Serbian Film sounds like an exploitation flick, and in most ways is, but there's a certain socially conscious ambition to it that it insists on. Forgoing the sleaze and grit of the American grindhouse, or the intimacy of french extremism, Serbian Film maintains a certain detachment from the vulgarity of its content. A lot of it is filmed like a Yorgos Lanthimos movie. It's infused not so much with the sensationalist thrills of a typical, hyper violent b-movie and more with an intense, but surprisingly calm, anger. Spasojevic has talked a great deal about how Serbian Film is meant to be understood as a satire on postwar Serbian culture and the serbian film industry. I don't know enough about either to make any conclusive statement on whether it succeeds as such, but its certainly attempting to be about something.
As a work of satire and social commentary, Serbian Film is about as subtle as a dick through the eye. At one point the movies antagonist, mad film director (with a background in child psychology and clandestine government work, of course) Vukmir monologues about how victimhood is produced and sold as a commodity world wide. The pornographic, and, as Vukmir would try to tell you, artistic framing of murder, torture, sexual violence to be sold to an wealthy international clientele is most likely not too exaggerated a depiction of what happens in pockets of unaccountable power in places like Saudi Arabia, North Korea, China, Russia, The United Stated and, yes probably even close to where you, the reader, or I, the writer, live. Family. Marriage. Notions of basic decency and compassion. All those are treated as boundaries to break, for the sake of breaking down man himself.

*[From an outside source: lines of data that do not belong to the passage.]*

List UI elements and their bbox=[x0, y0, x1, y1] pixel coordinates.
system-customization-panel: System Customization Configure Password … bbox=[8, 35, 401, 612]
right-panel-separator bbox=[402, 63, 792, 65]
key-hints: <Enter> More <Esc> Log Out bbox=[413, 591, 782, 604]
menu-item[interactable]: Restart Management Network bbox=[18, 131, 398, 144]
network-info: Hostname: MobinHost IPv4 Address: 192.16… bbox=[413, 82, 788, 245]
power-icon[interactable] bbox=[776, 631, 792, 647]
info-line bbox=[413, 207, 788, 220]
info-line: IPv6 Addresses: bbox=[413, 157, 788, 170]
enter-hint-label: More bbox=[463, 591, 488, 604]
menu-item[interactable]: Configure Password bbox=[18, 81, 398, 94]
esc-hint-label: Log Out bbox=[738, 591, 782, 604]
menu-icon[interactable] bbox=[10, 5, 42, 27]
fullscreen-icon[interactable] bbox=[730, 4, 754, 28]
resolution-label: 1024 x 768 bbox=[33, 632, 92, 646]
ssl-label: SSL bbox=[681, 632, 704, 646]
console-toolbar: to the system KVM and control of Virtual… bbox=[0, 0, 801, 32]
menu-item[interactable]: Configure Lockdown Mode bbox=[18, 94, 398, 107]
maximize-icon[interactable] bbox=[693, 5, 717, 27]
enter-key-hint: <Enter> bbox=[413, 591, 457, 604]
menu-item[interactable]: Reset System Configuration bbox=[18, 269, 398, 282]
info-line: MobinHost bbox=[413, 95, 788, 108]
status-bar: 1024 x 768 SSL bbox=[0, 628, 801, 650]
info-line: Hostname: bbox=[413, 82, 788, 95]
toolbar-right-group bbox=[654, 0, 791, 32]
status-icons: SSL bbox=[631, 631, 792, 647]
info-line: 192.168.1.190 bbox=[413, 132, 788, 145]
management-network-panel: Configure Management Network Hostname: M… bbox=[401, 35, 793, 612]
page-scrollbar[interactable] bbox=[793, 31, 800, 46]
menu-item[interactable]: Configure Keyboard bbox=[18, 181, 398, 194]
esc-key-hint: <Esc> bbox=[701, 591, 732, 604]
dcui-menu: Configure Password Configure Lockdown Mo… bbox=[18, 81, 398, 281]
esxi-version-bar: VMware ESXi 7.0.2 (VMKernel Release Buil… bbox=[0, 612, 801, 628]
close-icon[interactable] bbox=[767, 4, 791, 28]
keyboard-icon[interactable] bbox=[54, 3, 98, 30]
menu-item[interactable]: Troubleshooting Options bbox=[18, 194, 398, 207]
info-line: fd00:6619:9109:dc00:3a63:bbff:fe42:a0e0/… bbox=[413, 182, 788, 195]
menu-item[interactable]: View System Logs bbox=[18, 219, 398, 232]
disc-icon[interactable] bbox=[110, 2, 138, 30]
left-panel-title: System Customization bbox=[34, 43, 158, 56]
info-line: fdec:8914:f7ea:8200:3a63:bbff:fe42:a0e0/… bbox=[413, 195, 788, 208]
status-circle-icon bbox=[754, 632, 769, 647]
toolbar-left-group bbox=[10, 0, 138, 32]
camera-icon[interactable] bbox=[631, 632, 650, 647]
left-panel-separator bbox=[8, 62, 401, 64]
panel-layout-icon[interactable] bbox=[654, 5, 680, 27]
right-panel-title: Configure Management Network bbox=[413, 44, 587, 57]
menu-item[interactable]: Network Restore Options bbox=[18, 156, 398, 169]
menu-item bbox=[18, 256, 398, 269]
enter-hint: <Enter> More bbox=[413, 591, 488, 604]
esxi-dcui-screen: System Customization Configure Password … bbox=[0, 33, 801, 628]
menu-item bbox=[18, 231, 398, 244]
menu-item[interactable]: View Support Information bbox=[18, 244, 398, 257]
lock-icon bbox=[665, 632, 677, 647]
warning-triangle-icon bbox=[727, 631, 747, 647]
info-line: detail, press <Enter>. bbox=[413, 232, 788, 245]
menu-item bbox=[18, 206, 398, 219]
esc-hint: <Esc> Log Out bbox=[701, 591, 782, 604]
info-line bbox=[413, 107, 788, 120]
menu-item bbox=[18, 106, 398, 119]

Despite Serbian Films fairly clearly articulated intentions and professional production values, I'm not really willing to give in to my impulses of calling it a good movie, by any critical standards. It's not exactly the crass display of bad taste and pointless provocation that some of its worst detractors make it out to be, but at the same time it doesn't really amount to all that much either. It all plays a bit too earnestly to really come together as a satire, which is kind of a shame, because I will admit that it managed to make me chuckle once in a while. At the same time, the drama is undercut by how indulgently graphic its violence gets. What's left is not quite here or there.
It's the directors first, and so far only, feature length movie and honestly, I don't think that comes as a surprise. It's not the sort of entrance that's gonna make you a lot of friends in the industry, or attract an especially large fanbase outside of gorehounds and exploitation movie weirdos, which, in this day and age, are a dying breed. There is some meaning to Serbian Film's excesses. Spasojevic definitely tries to air his frustrations about the state of eastern european sex work, about the state of film, about the things the rich and powerful get away with, about the desolation of his country following the Yugoslav War. I'm not even gonna dispute that the shock value it has needs to be there, it would have just needed a bit more actual, textual meat to make it count.
I would consider Serbian Film a promising start to a career, but here we are, 12 years later, and Spasojevic hasn't directed anything else so... you know, what career are we even talking about here? And I'm finding that a bit regretable, actually, because while I don't think it really was a good movie, at least at made me consider that he might have a good movie in him. There is a visual eye and a sense of righteous anger to it that begs to be refined into something a bit sharper, a bit more sophisticated. The reason the shock value overshadows the actual commentary of the movie in discourse is, plain and simple, that the shock value is conveyed a lot more skillfully. For what it is, A Serbian Film could have been worse. I also think it could have been better.